A public gallows, a crowd of thousands, and the final moments of one of the Third Reich’s most notorious female guards: the execution of Jenny Barkmann remains a stark symbol of post-war vengeance.
On July 4, 1946, a spectacle of justice and retribution unfolded on Biskupia Gorka hill in Gdansk, Poland. Before a crowd estimated at 20,000 people, Jenny Wanda Barkmann, a former SS camp guard at the Stutthof concentration camp, became the first of eleven condemned war criminals to be publicly hanged. Her death was not a quiet administrative act but a deliberate, communal reckoning.

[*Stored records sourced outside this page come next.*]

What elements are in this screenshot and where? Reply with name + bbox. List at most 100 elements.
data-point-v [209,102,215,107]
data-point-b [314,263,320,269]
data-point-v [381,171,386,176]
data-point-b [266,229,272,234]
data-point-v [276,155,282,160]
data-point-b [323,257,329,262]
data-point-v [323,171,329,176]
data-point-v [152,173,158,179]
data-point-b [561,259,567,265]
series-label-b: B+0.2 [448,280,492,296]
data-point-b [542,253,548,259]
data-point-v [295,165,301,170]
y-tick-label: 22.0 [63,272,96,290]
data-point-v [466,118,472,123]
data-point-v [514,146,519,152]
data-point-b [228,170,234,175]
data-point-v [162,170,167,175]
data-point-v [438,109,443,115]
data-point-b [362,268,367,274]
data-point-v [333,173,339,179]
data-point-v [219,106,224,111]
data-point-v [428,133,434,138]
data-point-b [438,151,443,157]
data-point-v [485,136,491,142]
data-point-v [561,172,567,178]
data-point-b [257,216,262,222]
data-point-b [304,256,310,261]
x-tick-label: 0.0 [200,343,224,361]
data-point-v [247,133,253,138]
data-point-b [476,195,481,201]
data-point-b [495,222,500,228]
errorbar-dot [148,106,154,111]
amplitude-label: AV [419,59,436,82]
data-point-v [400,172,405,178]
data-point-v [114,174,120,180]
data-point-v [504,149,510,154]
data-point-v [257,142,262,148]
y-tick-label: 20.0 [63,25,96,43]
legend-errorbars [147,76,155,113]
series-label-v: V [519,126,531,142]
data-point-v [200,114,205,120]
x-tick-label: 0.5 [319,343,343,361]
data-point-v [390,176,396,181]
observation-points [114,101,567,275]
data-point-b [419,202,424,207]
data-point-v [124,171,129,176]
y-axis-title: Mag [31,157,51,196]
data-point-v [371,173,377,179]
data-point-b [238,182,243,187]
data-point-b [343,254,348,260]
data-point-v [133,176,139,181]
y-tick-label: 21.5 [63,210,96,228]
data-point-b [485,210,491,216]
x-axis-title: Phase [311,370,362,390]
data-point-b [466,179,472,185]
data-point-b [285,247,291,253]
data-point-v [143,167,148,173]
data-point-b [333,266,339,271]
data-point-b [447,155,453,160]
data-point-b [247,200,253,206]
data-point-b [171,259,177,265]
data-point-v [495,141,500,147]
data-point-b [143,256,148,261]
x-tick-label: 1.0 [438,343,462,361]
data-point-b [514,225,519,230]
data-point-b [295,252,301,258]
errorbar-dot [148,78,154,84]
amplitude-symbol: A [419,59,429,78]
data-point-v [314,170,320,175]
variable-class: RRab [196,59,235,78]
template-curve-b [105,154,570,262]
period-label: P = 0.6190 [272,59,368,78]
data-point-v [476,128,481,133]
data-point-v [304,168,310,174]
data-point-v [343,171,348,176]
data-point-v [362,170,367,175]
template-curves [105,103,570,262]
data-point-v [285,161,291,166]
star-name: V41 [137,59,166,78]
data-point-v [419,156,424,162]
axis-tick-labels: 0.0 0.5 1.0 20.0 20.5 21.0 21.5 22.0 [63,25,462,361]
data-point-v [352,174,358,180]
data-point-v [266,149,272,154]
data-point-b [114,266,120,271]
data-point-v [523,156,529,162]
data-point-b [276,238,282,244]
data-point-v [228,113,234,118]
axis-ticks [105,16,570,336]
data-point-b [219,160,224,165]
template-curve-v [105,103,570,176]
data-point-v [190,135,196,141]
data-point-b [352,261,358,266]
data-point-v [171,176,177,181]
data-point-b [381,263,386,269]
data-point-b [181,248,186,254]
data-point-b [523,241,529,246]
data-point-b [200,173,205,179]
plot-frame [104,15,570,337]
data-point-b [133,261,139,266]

Barkmann’s path to the gallows began with her voluntary enlistment in the SS retinue in 1944. The 21-year-old, once an aspiring fashion model from the Gdansk region, trained as an Aufseherin, a female camp guard, at Stutthof. The camp was a site of exceptional brutality where approximately 65,000 people perished from starvation, disease, and systematic murder.
Inside the camp’s fences, Barkmann’s youthful appearance earned her a sinister moniker: “the beautiful specter.” Prisoners testified to her ruthless and capricious violence. She was known to beat inmates with her baton, sometimes to death, and participated actively in selections for the camp’s small gas chamber.
Witnesses recounted her laughter as she condemned hundreds to their deaths. Her cruelty was so pronounced she gained a second nickname: “Mad Jenny.” As the war collapsed in 1945, Barkmann fled Stutthof but was captured four months later at a Gdansk train station, identified by her former victims.
Her trial, part of the early Stutthof war crimes proceedings, revealed a remorseless individual. Barkmann brazenly lied on the stand, claiming she had helped prisoners, while focusing on her appearance and flirting with guards. Her defense’s attempt to paint her as mentally ill failed utterly.
Faced with overwhelming evidence, she was sentenced to death by hanging. Her response to the sentence was chillingly flippant: “Life is a great pleasure and pleasure as a rule does not last long.”

The scale of her execution, however, was a shock. Polish authorities erected five massive gallows, each several meters high, to ensure clear visibility for the enormous crowd. The event took on a carnival-like atmosphere, with vendors selling food and drink, echoing public executions of centuries past.
For the people of Gdansk and Poland, this was visceral closure. Many in the crowd were survivors of Stutthof or had lost family there. They gathered not merely as spectators but as witnesses to long-awaited justice. Barkmann was led out first, jeered by the masses, and made to stand on a truck beneath the noose.
The executioner, notably a former Stutthof prisoner still wearing his camp uniform, placed the rope around her neck. The truck then drove away, leaving her to strangle to death in a prolonged struggle before the silent and watching thousands.
Historians note the execution’s public nature served multiple purposes. It was a definitive act of people’s justice for a population brutally occupied for years, a guarantee that the guilty would not escape, and a powerful psychological break from the terror of the Nazi regime. It stood in stark contrast to the more clinical executions of major war criminals at Nuremberg.
Jenny Barkmann’s story endures as a grim case study in the banality of evil, the consequences of ideological indoctrination, and the complex, raw nature of post-war retribution. Her public hanging remains one of the most vivid and disturbing final acts of the Second World War’s immediate aftermath, a brutal punctuation mark on a chapter of unparalleled inhumanity.